How long should ice be applied while practicing R.I.C.E. for it to work? There are four degrees of cold felt by the skin: coldness; a prickly or burning sensation; a sense of aching pain; and finally a lack of sensation or numbness. When the area feels numb, icing ought to be discontinued. Your skin should return to normal body temperature before icing again. Usually numbness can be achieved in 10 to 20 minutes. Never apply ice for more than thirty minutes at a time or tissue damage may occur.

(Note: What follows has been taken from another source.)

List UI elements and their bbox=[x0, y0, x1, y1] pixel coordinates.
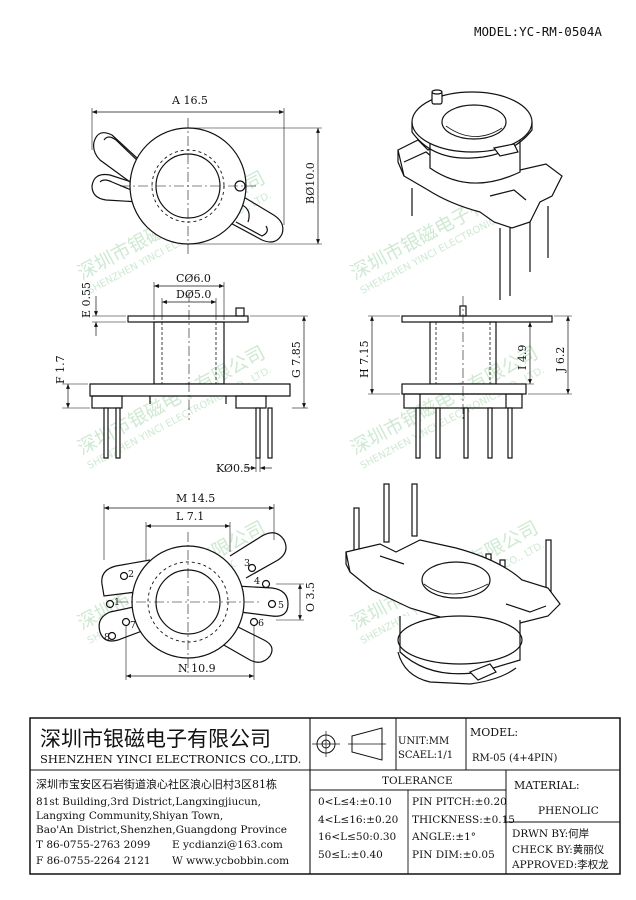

It's generally suggested to practice R.I.C.E. at intervals of 4 to 6 hours for up to 48 hours after an injury. Heat treatments are appropriate for several injuries, but should only be contemplated after inflammation has receded, approximately 72 hours after an injury. If the body part doesn't reply to R.I.C.E. therapy within 48 hours, it would be smart to ask your health care provider in case a serious injury has occurred such as internal bleeding or a broken bone.

For minor injuries, utilize R.I.C.E. instead of plain ice!

This information isn't intended as a substitute for professional medical treatment or consultation. Always speak with your physician in case of a severe injury.